Today, let's talk about the prequisite course. The University of Houston's College of Engineering presents this series about the machines that make our civilization run, and the people whose ingenuity created them.
Rereading a set of articles in last year's Science magazine has set off all my alarm bells. Educators, concerned over the way American science students have slipped behind, are recommending an integrated curriculum. Let's see what that means.
Most high schools start students out with biology. Then they teach chemistry and finally physics. That way they go from the course seen as least mathematical and most descriptive to the one regarded as most mathematically and conceptually difficult. The reason we teach biology as a purely descriptive course is that it's really so complex that few teachers can handle its full details.
So these courses get taught independently of each other. Biology texts raise issue after issue that can't possibly make sense without physics and chemistry: reaction rates, pH, chemical bonds.
Chemistry in turn is laced with concepts from the physics course that students haven't yet taken. So science begins to look like no more than a recitation of words. Students have little basis for appreciating the structural way the concepts bind one another together.
Science is quite different from, say, history. Humanities students develop maturity in a mosaic fashion. Learn about Byzantium one semester and English kings the next. The order isn't important, because the big picture emerges from many tiles. Far more than biology, history is too complex to be based on simple sequences.
To teach science, we have to reveal a mathematical and logical structure that comes to rest on concepts and equations.
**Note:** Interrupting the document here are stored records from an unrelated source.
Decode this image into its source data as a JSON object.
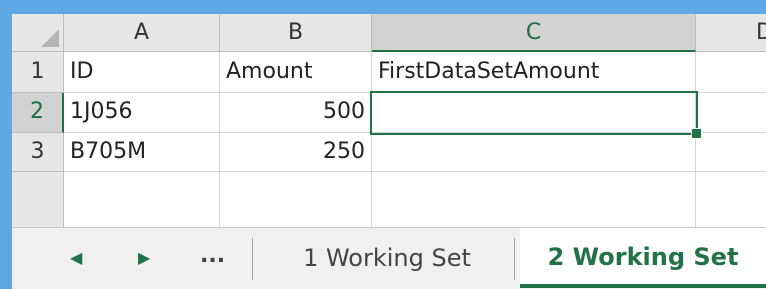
{
  "columns": [
    "A",
    "B",
    "C",
    "D"
  ],
  "rows": [
    {
      "num": "1",
      "a": "ID",
      "b": "Amount",
      "c": "FirstDataSetAmount"
    },
    {
      "num": "2",
      "a": "1J056",
      "b": "500",
      "c": ""
    },
    {
      "num": "3",
      "a": "B705M",
      "b": "250",
      "c": ""
    }
  ],
  "selected_cell": "C2",
  "sheet_tabs": {
    "prev_icon": "triangle-left-icon",
    "next_icon": "triangle-right-icon",
    "more_label": "...",
    "tabs": [
      {
        "label": "1 Working Set",
        "active": false
      },
      {
        "label": "2 Working Set",
        "active": true
      }
    ]
  },
  "colors": {
    "accent": "#217346",
    "desktop": "#5fa8e6"
  }
}
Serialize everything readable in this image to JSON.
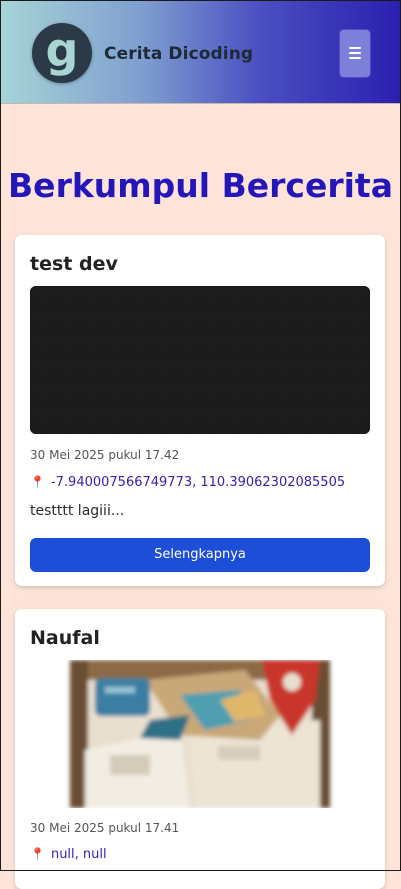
{
  "header": {
    "brand": "Cerita Dicoding",
    "logo_letter": "g",
    "menu_icon": "hamburger-menu-icon"
  },
  "main": {
    "title": "Berkumpul Bercerita"
  },
  "stories": [
    {
      "title": "test dev",
      "date": "30 Mei 2025 pukul 17.42",
      "location": "-7.940007566749773, 110.39062302085505",
      "description": "testttt lagiii...",
      "button": "Selengkapnya"
    },
    {
      "title": "Naufal",
      "date": "30 Mei 2025 pukul 17.41",
      "location": "null, null"
    }
  ],
  "colors": {
    "accent": "#2416b8",
    "button": "#1d4ed8",
    "background": "#fde3d8"
  }
}
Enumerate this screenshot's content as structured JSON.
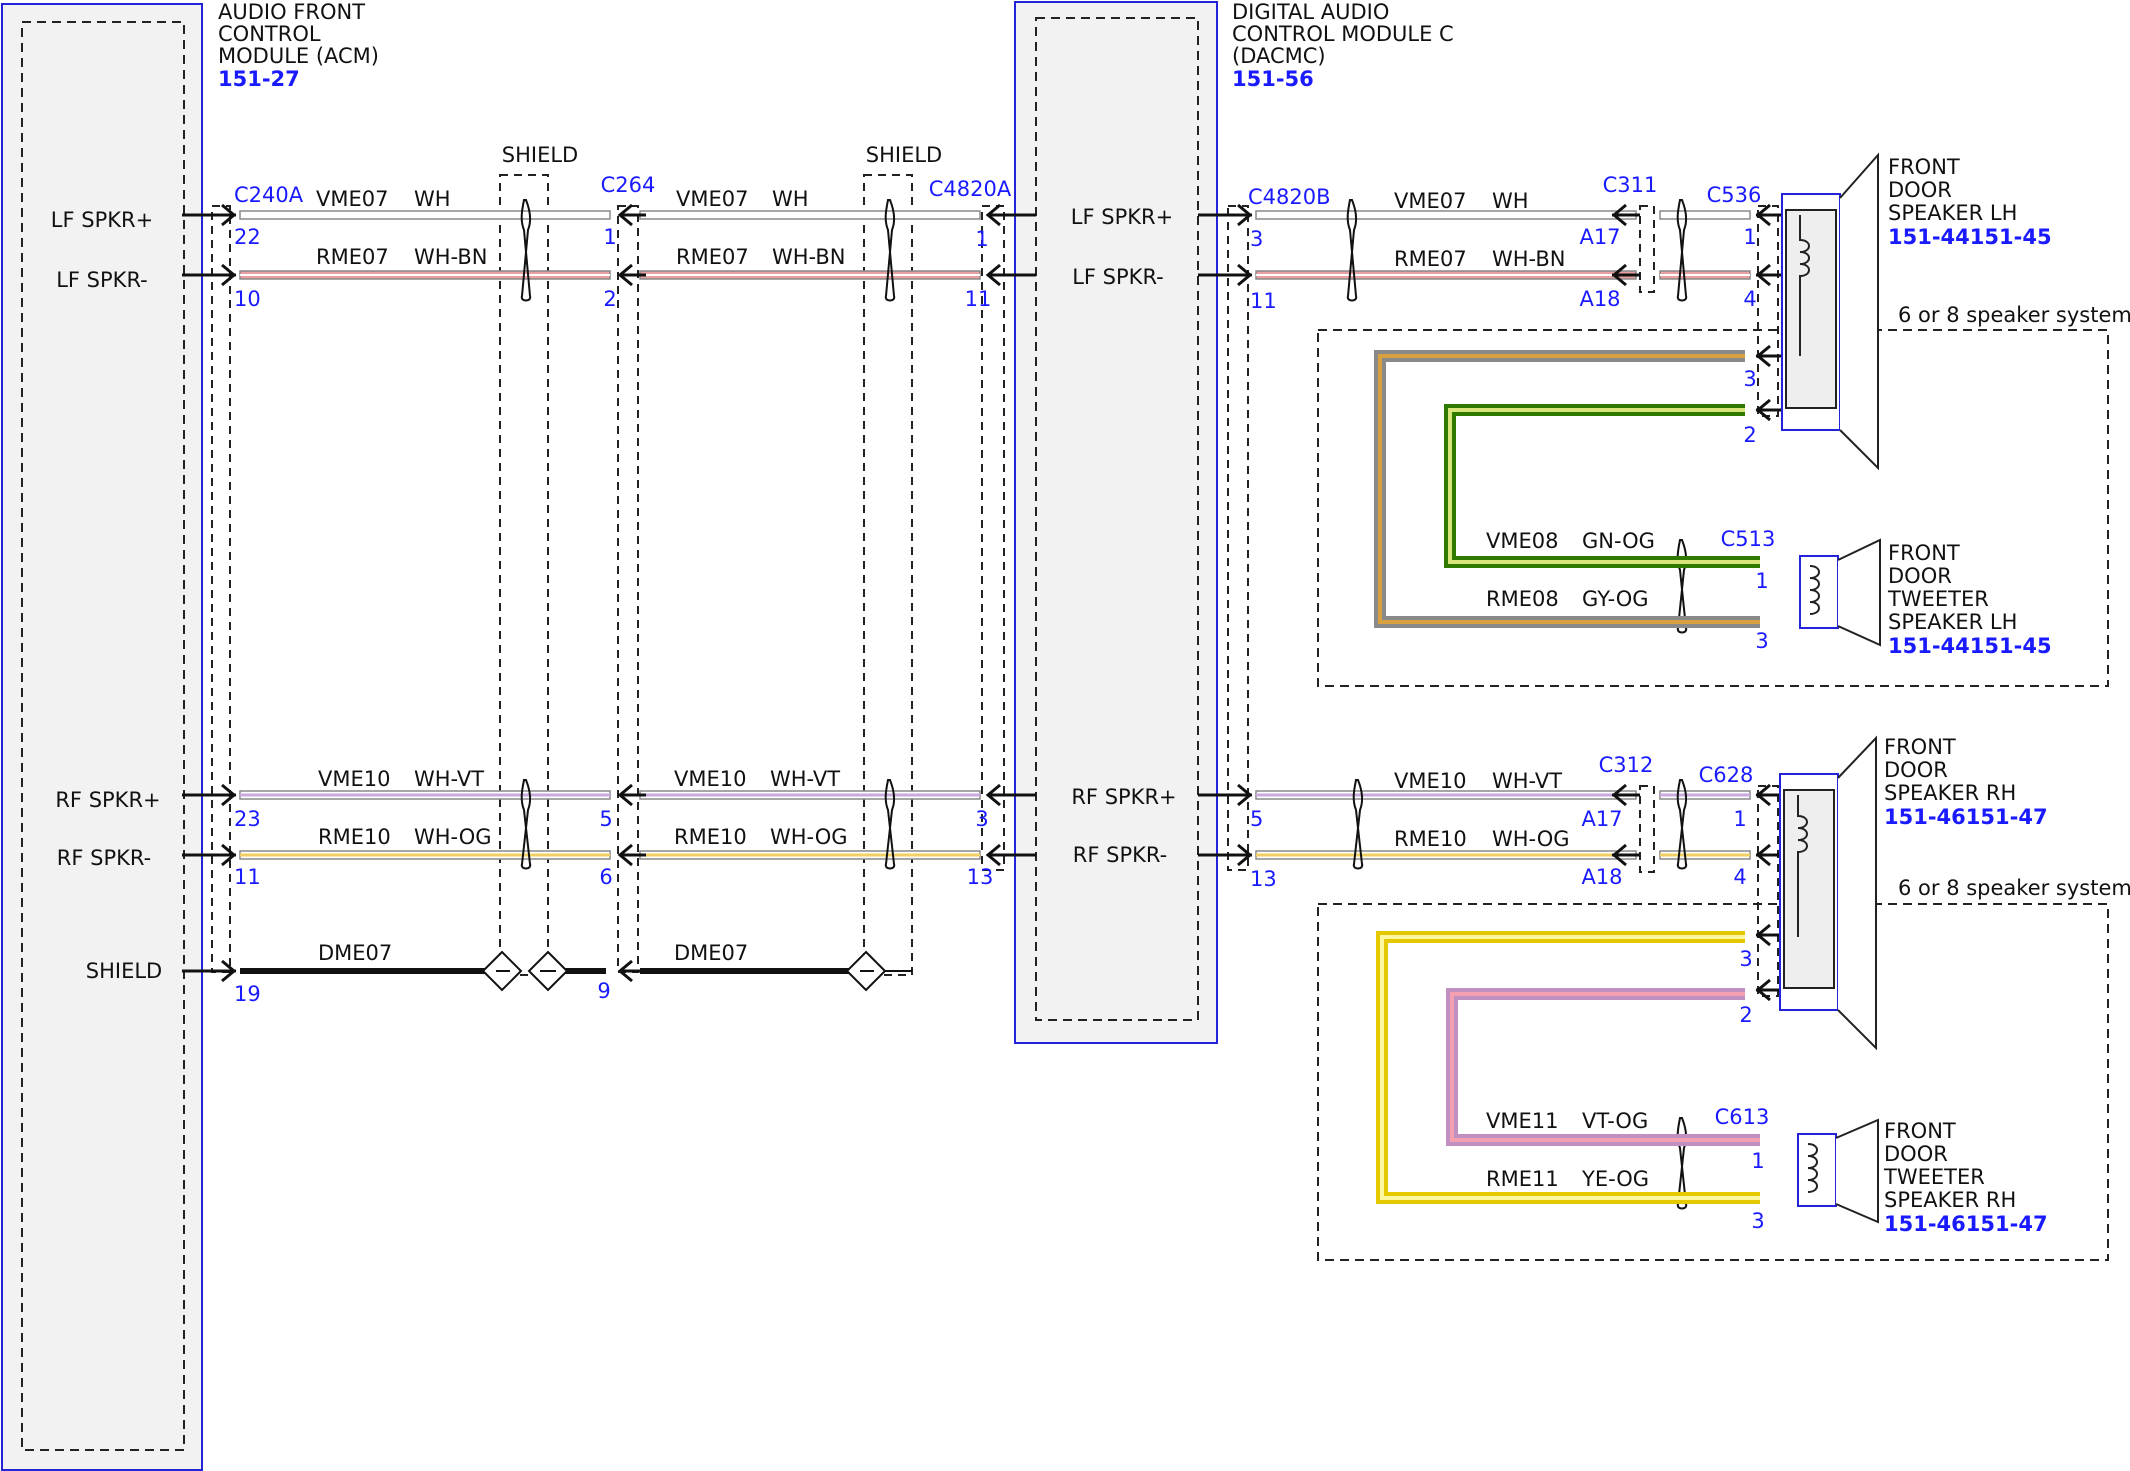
{
  "colors": {
    "module_border": "#2323d9",
    "module_fill": "#f2f2f2",
    "blue_text": "#1a1aff",
    "wire_WH": "#c8c8c8",
    "wire_BN_stripe": "#e8a0a0",
    "wire_VT_stripe": "#c9a9e0",
    "wire_OG_stripe": "#f0d060",
    "gn_og_outer": "#2f7a00",
    "gn_og_inner": "#d7e57a",
    "gy_og_outer": "#8a8a8a",
    "gy_og_inner": "#d8a040",
    "vt_og_outer": "#c090c0",
    "vt_og_inner": "#f4a0b0",
    "ye_og_outer": "#e6c800",
    "ye_og_inner": "#fff7a0"
  },
  "modules": {
    "acm": {
      "title_lines": [
        "AUDIO FRONT",
        "CONTROL",
        "MODULE (ACM)"
      ],
      "ref": "151-27",
      "pins": [
        "LF SPKR+",
        "LF SPKR-",
        "RF SPKR+",
        "RF SPKR-",
        "SHIELD"
      ]
    },
    "dacmc": {
      "title_lines": [
        "DIGITAL AUDIO",
        "CONTROL MODULE C",
        "(DACMC)"
      ],
      "ref": "151-56",
      "pins": [
        "LF SPKR+",
        "LF SPKR-",
        "RF SPKR+",
        "RF SPKR-"
      ]
    }
  },
  "shields": [
    "SHIELD",
    "SHIELD"
  ],
  "connectors": {
    "c240a": {
      "name": "C240A",
      "pins": [
        "22",
        "10",
        "23",
        "11",
        "19"
      ]
    },
    "c264": {
      "name": "C264",
      "pins": [
        "1",
        "2",
        "5",
        "6",
        "9"
      ]
    },
    "c4820a": {
      "name": "C4820A",
      "pins": [
        "1",
        "11",
        "3",
        "13"
      ]
    },
    "c4820b": {
      "name": "C4820B",
      "pins": [
        "3",
        "11",
        "5",
        "13"
      ]
    },
    "c311": {
      "name": "C311",
      "pins": [
        "A17",
        "A18"
      ]
    },
    "c536": {
      "name": "C536",
      "pins": [
        "1",
        "4",
        "3",
        "2"
      ]
    },
    "c513": {
      "name": "C513",
      "pins": [
        "1",
        "3"
      ]
    },
    "c312": {
      "name": "C312",
      "pins": [
        "A17",
        "A18"
      ]
    },
    "c628": {
      "name": "C628",
      "pins": [
        "1",
        "4",
        "3",
        "2"
      ]
    },
    "c613": {
      "name": "C613",
      "pins": [
        "1",
        "3"
      ]
    }
  },
  "wires": {
    "vme07": {
      "circuit": "VME07",
      "color": "WH"
    },
    "rme07": {
      "circuit": "RME07",
      "color": "WH-BN"
    },
    "vme10": {
      "circuit": "VME10",
      "color": "WH-VT"
    },
    "rme10": {
      "circuit": "RME10",
      "color": "WH-OG"
    },
    "dme07": {
      "circuit": "DME07"
    },
    "vme08": {
      "circuit": "VME08",
      "color": "GN-OG"
    },
    "rme08": {
      "circuit": "RME08",
      "color": "GY-OG"
    },
    "vme11": {
      "circuit": "VME11",
      "color": "VT-OG"
    },
    "rme11": {
      "circuit": "RME11",
      "color": "YE-OG"
    }
  },
  "speakers": {
    "lf_speaker": {
      "lines": [
        "FRONT",
        "DOOR",
        "SPEAKER LH"
      ],
      "ref": "151-44151-45"
    },
    "lf_tweeter": {
      "lines": [
        "FRONT",
        "DOOR",
        "TWEETER",
        "SPEAKER LH"
      ],
      "ref": "151-44151-45"
    },
    "rf_speaker": {
      "lines": [
        "FRONT",
        "DOOR",
        "SPEAKER RH"
      ],
      "ref": "151-46151-47"
    },
    "rf_tweeter": {
      "lines": [
        "FRONT",
        "DOOR",
        "TWEETER",
        "SPEAKER RH"
      ],
      "ref": "151-46151-47"
    }
  },
  "options": {
    "lf_system_label": "6 or 8 speaker system",
    "rf_system_label": "6 or 8 speaker system"
  }
}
To understand science, we have to develop an architectural eye for its structure. That architecture can no more be broken into isolated units than a building can be reduced to a collection of rooms.
The structure of science should be seen, not as the essence of scientific complexity, but rather the essence of scientific unity and simplicity. That's why educators rightly call for an integrated science curriculum. By that they mean teaching math, physics, chemistry, and biology in that general order but all of a piece, building up the logic and the structure along the way.
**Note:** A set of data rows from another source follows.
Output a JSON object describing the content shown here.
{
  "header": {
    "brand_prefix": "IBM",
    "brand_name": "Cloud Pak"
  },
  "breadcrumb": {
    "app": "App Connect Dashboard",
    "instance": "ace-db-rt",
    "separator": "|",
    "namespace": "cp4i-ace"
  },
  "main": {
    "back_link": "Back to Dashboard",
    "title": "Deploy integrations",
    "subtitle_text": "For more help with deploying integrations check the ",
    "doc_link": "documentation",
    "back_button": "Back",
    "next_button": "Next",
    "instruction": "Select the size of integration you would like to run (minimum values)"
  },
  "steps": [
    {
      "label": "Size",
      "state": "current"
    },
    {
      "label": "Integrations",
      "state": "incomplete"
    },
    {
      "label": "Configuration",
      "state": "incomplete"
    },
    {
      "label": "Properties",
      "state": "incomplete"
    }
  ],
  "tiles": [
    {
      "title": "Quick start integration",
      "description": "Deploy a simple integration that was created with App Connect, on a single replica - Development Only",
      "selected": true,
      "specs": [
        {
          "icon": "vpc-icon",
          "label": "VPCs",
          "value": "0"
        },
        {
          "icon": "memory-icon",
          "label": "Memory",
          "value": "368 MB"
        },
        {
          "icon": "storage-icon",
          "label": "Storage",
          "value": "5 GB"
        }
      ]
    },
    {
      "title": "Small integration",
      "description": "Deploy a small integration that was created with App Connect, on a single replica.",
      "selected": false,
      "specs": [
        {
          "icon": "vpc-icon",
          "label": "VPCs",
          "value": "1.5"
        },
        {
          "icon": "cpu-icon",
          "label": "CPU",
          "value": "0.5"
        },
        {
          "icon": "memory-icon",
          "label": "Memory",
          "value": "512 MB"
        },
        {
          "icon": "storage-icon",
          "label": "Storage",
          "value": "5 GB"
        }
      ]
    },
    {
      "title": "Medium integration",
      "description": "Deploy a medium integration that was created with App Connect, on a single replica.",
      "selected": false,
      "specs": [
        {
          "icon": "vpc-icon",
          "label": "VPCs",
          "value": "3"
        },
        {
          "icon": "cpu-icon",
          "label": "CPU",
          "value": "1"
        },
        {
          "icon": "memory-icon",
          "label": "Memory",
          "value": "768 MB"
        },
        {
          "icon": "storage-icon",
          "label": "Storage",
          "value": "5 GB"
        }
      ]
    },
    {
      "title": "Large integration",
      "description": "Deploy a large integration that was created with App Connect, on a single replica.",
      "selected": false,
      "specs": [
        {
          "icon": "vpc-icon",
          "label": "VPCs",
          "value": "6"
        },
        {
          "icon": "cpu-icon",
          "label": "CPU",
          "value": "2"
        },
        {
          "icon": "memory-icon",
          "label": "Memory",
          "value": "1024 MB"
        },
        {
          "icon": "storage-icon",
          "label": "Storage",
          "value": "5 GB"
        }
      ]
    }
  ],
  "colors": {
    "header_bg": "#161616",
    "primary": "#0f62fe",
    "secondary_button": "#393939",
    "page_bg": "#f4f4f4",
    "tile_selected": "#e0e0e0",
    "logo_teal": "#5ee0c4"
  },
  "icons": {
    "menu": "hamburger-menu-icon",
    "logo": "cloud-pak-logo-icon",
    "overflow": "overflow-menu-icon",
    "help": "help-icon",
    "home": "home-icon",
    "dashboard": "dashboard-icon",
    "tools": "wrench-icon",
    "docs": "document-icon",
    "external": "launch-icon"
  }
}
Meanwhile, the result of teaching science in isolated sections has been more devastating than we realize. Students who've seen science reduced to description are left with only words. And the architecture of course sequences -- the heart of science education -- makes less and less sense. That's why college students sell their textbooks at the end of a semester and expect the next course to be a tabula rasa -- a new beginning untouched by previous study.
This is subtle business. Science offers so many lovely and compelling phenomena that we're seduced into thinking we're teaching science when we're only describing raw data. The Latin word scientia means ordered knowledge. Until we've conveyed the architecture of that order, we've taught very little indeed.
I'm John Lienhard, at the University of Houston, where we're interested in the way inventive minds work.
Mervis, J., U.S. Tries Variations on High School Curriculum. Science, Vol. 281, July 10, 1998, pp. 161, 163.
Bardeen, M.G., Lederman, L.M., Coherence in Science Education. Science, Vol. 281, July 10, 1998, p. 178.